Senate Majority Leader Mitch McConnell knows he has few options to derail the Environmental Protection Agency’s proposal to cap carbon pollution from coal-fired power plants. Even if he somehow got legislation past a Democratic filibuster, he would still face a veto from President Barack Obama. Courts could eventually overturn the new regulations, but he will have no say in their decisions. So McConnell is trying to thwart the rules by operating outside the Senate, where any anti-EPA bill would face a dead-end on Obama’s desk.

Earlier in March, McConnell encouraged states to opt out of the EPA’s Clean Power Plan with an op-ed in the Lexington Herald-Leader.

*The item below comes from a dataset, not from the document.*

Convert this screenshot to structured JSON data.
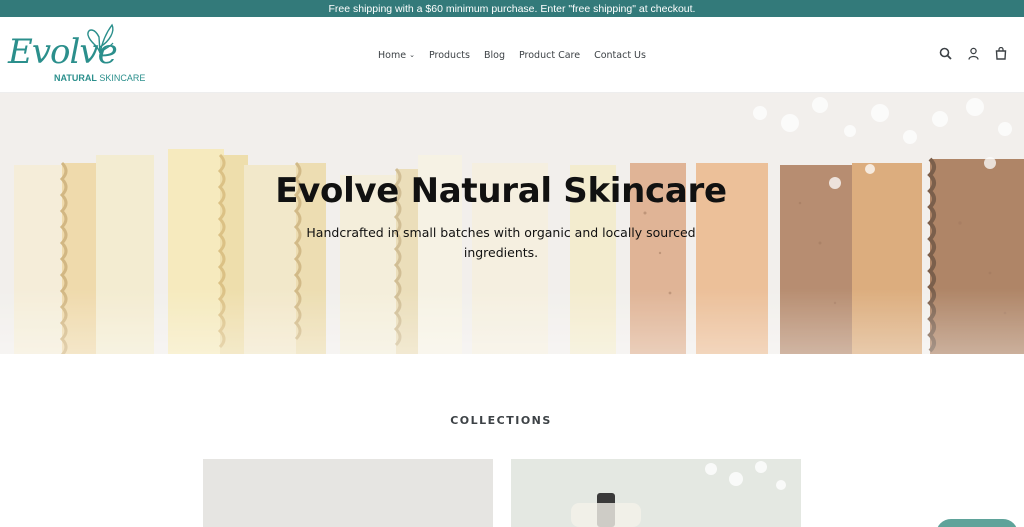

On Thursday, McConnell took it a step further by sending a letter to all 50 governors asking them not to submit state implementation plans for curtailing power-plant pollution. By not submitting plans, McConnell thinks states will buy enough time for the coal companies to overturn the EPA in the courts. “They really can’t defeat this through federal legislation, and McConnell is trying to get the governors to do it for him,” Natural Resources Defense Council’s Climate and Clean Air Program Director David Doniger said.

According to The New York Times, McConnell is arguing that the rule is unconstitutional and leaning heavily on Harvard University constitutional scholar Laurence Tribe’s opinion that the EPA overstepped its authority. Tribe has argued against the rules on behalf of Peabody Energy and has become an ally to Republicans in their fight against the EPA. But Harvard legal experts Jody Freeman and Richard Lazarus picked apart Tribe’s legal arguments this week. “The President’ s proposed climate plan neither unconstitutionally ignores statutory language nor unconstitutionally takes anyone’s property,” they write. “Nor is State sovereignty unconstitutionally threatened by the proposed rule.”

New York University Institute for Policy Integrity Director Richard L. Revesz sees McConnell's strategy as “an effort to mislead the political process,” because EPA opponents know their constitutional argument is weak. “The strategy therefore makes sense,” he said. “They can’t wait for a court to decide it, because Tribe’s constitutional arguments aren’t going to work. These are just legal arguments designed to mislead the political process.” 

MConnell’s plan has many faults, including its most obvious problem: States can’t stop federal regulations by choosing to ignore them. If they do, the federal government steps in with its own plan. Notably, no governor has yet come out against submitting a state plan to the EPA. McConnell's approach entirely hinges on the assumption that the EPA regulations will be thrown out in courts, which he can't promise. Even Tribe said McConnell’s approach won’t work, because states “can’t count on” his being right that it will be overturned in courts.